A large -scale quantum computer and failure tolerant needs a tolerant architecture also to failures, and capable of suppressing enough errors so that useful algorithms can be executed correctly. It must also be able to prepare and measure logical qubits during the calculations, and to apply universal instructions to those logical qubits, as well as decoding the measurements of logical qubits in real time and modify subsequent instructions.

Apart from this, it must be modular, to climb up to hundreds or thousands of logical qubits and execute more complex algorithms; In addition to efficient, to execute significant algorithms with realistic physical resources. In IBM you already know how it will resolve the criteria that are currently missing to build a large -scale tolerant architecture. First, they have devised a system that may process instructions and execute operations with QLDPC codes effectively.

To do this, they will use a pioneering approach to error correction, which introduces the quantum verification codes of low intensity (QLDPC), which drastically reduce the physical qubits necessary to correct errors and reduce the necessary cost of over 90% in relation to other codes.

In addition, it establishes the necessary resources to execute large -scale quantum programs. On the other hand, they also know how to efficiently decode the information of physical qubits, and draw the way to identify and correct real -time errors with conventional computer resources.

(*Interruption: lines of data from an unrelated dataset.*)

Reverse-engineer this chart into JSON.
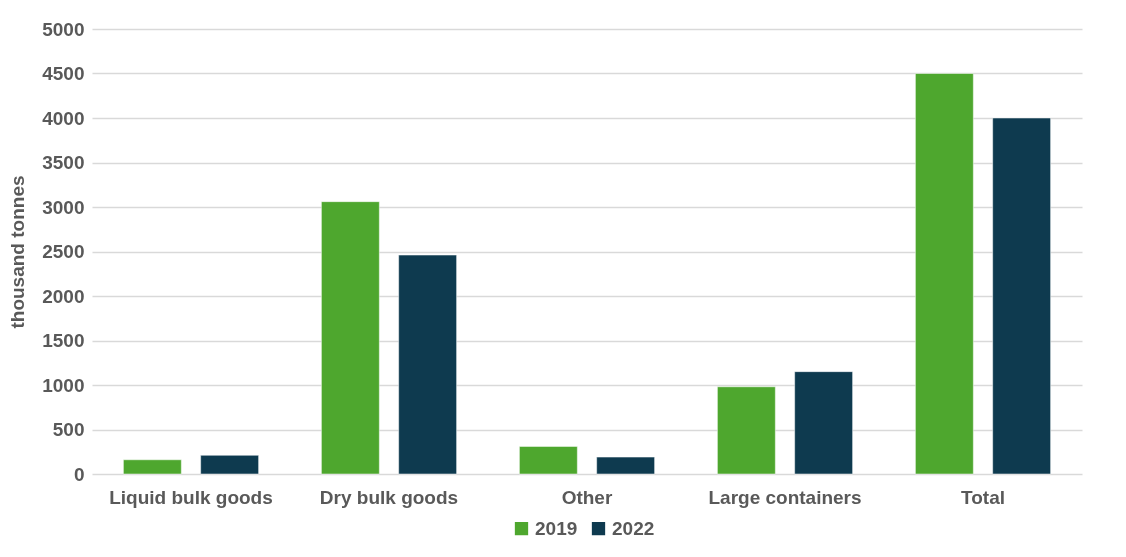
{
  "chart_data": {
    "type": "bar",
    "ylabel": "thousand tonnes",
    "categories": [
      "Liquid bulk goods",
      "Dry bulk goods",
      "Other",
      "Large containers",
      "Total"
    ],
    "series": [
      {
        "name": "2019",
        "color": "#4ea72e",
        "values": [
          160,
          3060,
          310,
          980,
          4500
        ]
      },
      {
        "name": "2022",
        "color": "#0e3a4f",
        "values": [
          210,
          2460,
          190,
          1150,
          4000
        ]
      }
    ],
    "ylim": [
      0,
      5000
    ],
    "yticks": [
      0,
      500,
      1000,
      1500,
      2000,
      2500,
      3000,
      3500,
      4000,
      4500,
      5000
    ],
    "grid": "y",
    "legend": "bottom"
  }
}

IBM quantum roadmap milestones

The new IBM quantum roadmap establishes the main technological milestones they need to demonstrate and execute the criteria for tolerance to failures. Each new processor of this roadmap addresses concrete challenges for the development of quantum systems that are modular, scalable and with error correction.

IBM Quantum Loon, scheduled for this yearis Designed to test architecture components of the QLDPC Code, among which are also the “C-co-drivers” that connect qubits at greater distance within the same chip. The following, IBM Quantum Cookaburra, for, It will be the first IBM modular processor designed to store and process coded information. It will combine quantum memory with logical operations.

As to IBM Quantum Cockattoo, previsto para 2027will intertwine two Kookaburra modules using “L-co-drivers”. This architecture will connect quantum chips as nodes of a larger system, which will avoid the need to build chips of a size that is not practical.